La crescita esponenziale dell'economia giapponese raggiunse dei numeri impressionanti: a ridosso di capodanno lo yen superò di gran lunga il dollaro e il Nikkei 225 (l'indice della Borsa di Tokyo) ottenne il record dei 39.000 punti.

Nel 1991, però, il boom economico giapponese, lungo quasi mezzo secolo, ebbe un'improvvisa battuta d'arresto. La perdita di posti di lavoro, il rallentamento della crescita economica e una serie di scandali finanziari fecero vacillare il governo conservatore.

Nel 1993, dopo la sfiducia nei confronti dell'esecutivo, con una coalizione formata dalle forze che per quarant'anni erano state all'opposizione (con l'eccezione del partito comunista) Morihiro Hosokawa divenne primo ministro. Il nuovo governo, però, durò soltanto 8 mesi, poiché i partiti coalizzati non riuscirono a trovare un accordo sulle politiche sociali. Nonostante il breve periodo, Hosokawa prese una serie di posizioni in politica estera a dir poco "rivoluzionarie".

Il 15 agosto 1993, in occasione della commemorazione della seconda guerra mondiale, Hosokawa dichiarò che fu una "guerra di aggressione, una guerra sbagliata", ammettendo le responsabilità del paese, scusandosi con i sopravvissuti e le vittime.
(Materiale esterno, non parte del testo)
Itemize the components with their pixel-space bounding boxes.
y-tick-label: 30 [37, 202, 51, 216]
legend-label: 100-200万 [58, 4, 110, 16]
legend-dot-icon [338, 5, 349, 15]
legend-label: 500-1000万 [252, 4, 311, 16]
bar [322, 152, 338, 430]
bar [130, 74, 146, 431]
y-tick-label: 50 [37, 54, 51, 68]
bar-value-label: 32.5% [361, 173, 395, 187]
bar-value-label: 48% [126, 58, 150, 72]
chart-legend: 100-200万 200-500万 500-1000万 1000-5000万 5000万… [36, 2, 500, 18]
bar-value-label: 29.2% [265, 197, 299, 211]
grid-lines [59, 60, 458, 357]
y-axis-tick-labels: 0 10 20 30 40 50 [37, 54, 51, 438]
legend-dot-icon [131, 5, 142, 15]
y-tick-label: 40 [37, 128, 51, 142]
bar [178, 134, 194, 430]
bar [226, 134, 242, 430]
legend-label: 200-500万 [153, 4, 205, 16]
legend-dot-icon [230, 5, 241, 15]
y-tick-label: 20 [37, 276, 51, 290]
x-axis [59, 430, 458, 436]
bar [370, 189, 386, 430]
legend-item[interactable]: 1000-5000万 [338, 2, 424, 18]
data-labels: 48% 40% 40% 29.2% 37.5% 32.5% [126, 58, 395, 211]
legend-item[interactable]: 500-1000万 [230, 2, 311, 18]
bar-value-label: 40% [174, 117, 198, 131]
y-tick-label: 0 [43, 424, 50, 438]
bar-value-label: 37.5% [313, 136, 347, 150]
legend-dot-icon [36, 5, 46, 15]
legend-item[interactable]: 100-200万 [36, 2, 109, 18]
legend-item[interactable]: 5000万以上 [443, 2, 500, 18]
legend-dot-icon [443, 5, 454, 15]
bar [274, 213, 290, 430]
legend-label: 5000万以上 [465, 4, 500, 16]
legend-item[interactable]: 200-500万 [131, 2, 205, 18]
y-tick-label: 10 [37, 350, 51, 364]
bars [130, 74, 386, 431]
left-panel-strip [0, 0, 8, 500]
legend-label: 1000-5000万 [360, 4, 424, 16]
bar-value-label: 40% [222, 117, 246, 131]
Il 6 novembre dello stesso anno, infatti, fece visita alla Corea del Sud e nel marzo del '94 andò a Pechino, dove vennero firmati una serie di trattati di cooperazione economica e di protezione ambientale. Il Partito Socialista tornò al governo nel 1994, però, in coalizione con il Partito Liberal Democratico e il socialista Tomiichi Murayama venne eletto primo ministro.